Arrial made his debut appearance on Autoplate in November 2004 with the beautiful and introspective EP “This is My Beauty, Show Me Yours” [APL026]. Now, slightly over one-and-a-half years later, he once again blesses us with a magical blend of classical style guitar, meticulously plucked notes, programmed beats, and subtle electronics in his full length release “For the Love” consisting of nine reflective tracks.
These nine compositions are emotive and their melodies carry feelings of nostalgia, guilt, regret, love, loss, hurt, and longing. The ever so delicate electronics are pleasant and add an additional texture of expression in between the filigrane and detailed guitar picking. The title has a twofold meaning:
First, it’s a message to his newborn son: most of the tracks were written in anticipation of his birth. Secondly, it’s directed towards the “amateur” (in any endeavor) - that person who does something for the love of it without the expectation of payment. Among his sources of inspiration, Arrial identifies Leonard Cohen, the classical guitarist Francisco Tarrega, and the UK-based electronic music artist, DJ, and record producer Chicane as being especially significant. A few words follow about each of these tracks.
“Tomorrow I Start My Homework” is a reluctant opener, yet full of intense Emotions, that carries with it that slight pang of guilt one gets when he should have been doing one thing out of necessity but instead was doing something else for purely selfish reasons. It glides into the second song “I Predict a Quiet”, a variation inspired by a popular song by a highly regarded English Rock/Pop band from Leeds known as the “Kaiser Chiefs”. Arrial’s version can be interpreted as his point of view of their signature hit “I Predict a Riot” which was a song about weekend violence in a British town. Arrial’s first-hand experience of that kind of violence in his own home town makes his version of the song especially poignant. The minimalist electronic percussion focuses attention on the careful guitar melodies that add an introverted tension to the song. “Around” is a self-descriptive piece based on a catchy circular guitar riff. Orbiting around this riff are layers of beautiful melodies, programmed percussion, and lightly distorted textures of electronics. On to “Scribble”, a brief, playful interlude with a bluesy feel. As Arrial describes it - “a short scribble thrown together to break things up and be a bit light-hearted.”

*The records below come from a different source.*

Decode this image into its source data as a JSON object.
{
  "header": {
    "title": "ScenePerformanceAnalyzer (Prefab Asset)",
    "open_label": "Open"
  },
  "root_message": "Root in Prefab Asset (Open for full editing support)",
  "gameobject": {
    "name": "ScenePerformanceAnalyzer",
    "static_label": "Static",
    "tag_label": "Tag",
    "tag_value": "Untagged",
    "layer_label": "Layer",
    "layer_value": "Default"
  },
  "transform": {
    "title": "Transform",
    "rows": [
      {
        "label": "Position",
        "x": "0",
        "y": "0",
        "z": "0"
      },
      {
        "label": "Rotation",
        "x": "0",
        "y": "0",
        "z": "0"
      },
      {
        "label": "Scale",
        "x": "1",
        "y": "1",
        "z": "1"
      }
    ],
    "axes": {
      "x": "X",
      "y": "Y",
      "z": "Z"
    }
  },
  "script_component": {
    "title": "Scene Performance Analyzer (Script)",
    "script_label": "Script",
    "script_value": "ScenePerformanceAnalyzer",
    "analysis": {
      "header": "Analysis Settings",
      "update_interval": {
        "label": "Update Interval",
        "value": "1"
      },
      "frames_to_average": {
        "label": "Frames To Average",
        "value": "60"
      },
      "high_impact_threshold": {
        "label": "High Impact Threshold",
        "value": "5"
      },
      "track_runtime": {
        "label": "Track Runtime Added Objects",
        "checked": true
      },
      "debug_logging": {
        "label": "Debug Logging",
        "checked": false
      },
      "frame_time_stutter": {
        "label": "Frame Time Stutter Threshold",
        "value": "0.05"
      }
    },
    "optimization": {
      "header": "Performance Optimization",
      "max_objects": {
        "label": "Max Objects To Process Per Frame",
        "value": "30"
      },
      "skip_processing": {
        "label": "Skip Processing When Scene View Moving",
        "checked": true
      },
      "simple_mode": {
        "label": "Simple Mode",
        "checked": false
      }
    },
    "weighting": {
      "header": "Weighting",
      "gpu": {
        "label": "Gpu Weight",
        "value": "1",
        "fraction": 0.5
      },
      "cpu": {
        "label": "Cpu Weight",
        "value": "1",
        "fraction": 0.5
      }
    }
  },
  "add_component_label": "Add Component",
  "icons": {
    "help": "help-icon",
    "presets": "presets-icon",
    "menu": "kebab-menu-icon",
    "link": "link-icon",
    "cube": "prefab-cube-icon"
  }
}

The mid part of the album is built upon “Marpaksses” and “Bitch, Where’s The Guns?” Marpaksses, which translates roughly from Greek into “you grabbed me”, reflects the energy and emotion felt while pursuing someone you desire. A never ending circular game of desire and pursuit, musically transposed with alternating tempi, followed by the calm of capture or as Arrial succinctly puts it - “post-coital cigarette.” The inspiration for “Bitch, Where’s The Guns?” came from an article by a reporter traveling with an Army unit in Iraq in 2004. Before searching a house, American soldiers were supposed to deliver the following message: ‘We are very sorry for the inconvenience, but we must search your house to make sure you are safe from anti-Iraqi forces.’However, the real scenario was more like this: ‘After kicking in the door of a randomly selected house, a startled woman hears a soldier scream in English, “Where’s your black mask?” and “Bitch, where’s the guns?”’ This song stands out within the album context as a barely suppressed uproar whose protest-expressions are made audible by a fast tempo, low-key chords and moving melodies.
The later part of the album is formed by “No Good (start the chill)”; Arrial’s take on a classic mid-1990’s Prodigy song. He loved the “power, darkness, and exultation” of the song and wanted to do a “more Arrial-style chilled version of it.” “Terminal 4” is a tribute to London Heathrow Airport whose Terminal 4 is used for most long-haul flights. For Arrial, it’s a symbol of escape and refuge “to warm beaches on distant shores.” The foundation of the song is based on a riff like the one used on the track “Mar, Revistar” from his previous Autoplate release. “Farewell Again” is an emotionally distressing finale of loss and renewal - “it is about losing someone that you care for very much, and have lost (and won back again) many times in the past.” To quote L. Annie Foerster: “As far as our love flows; as far as our hope grows”. The message becomes clear.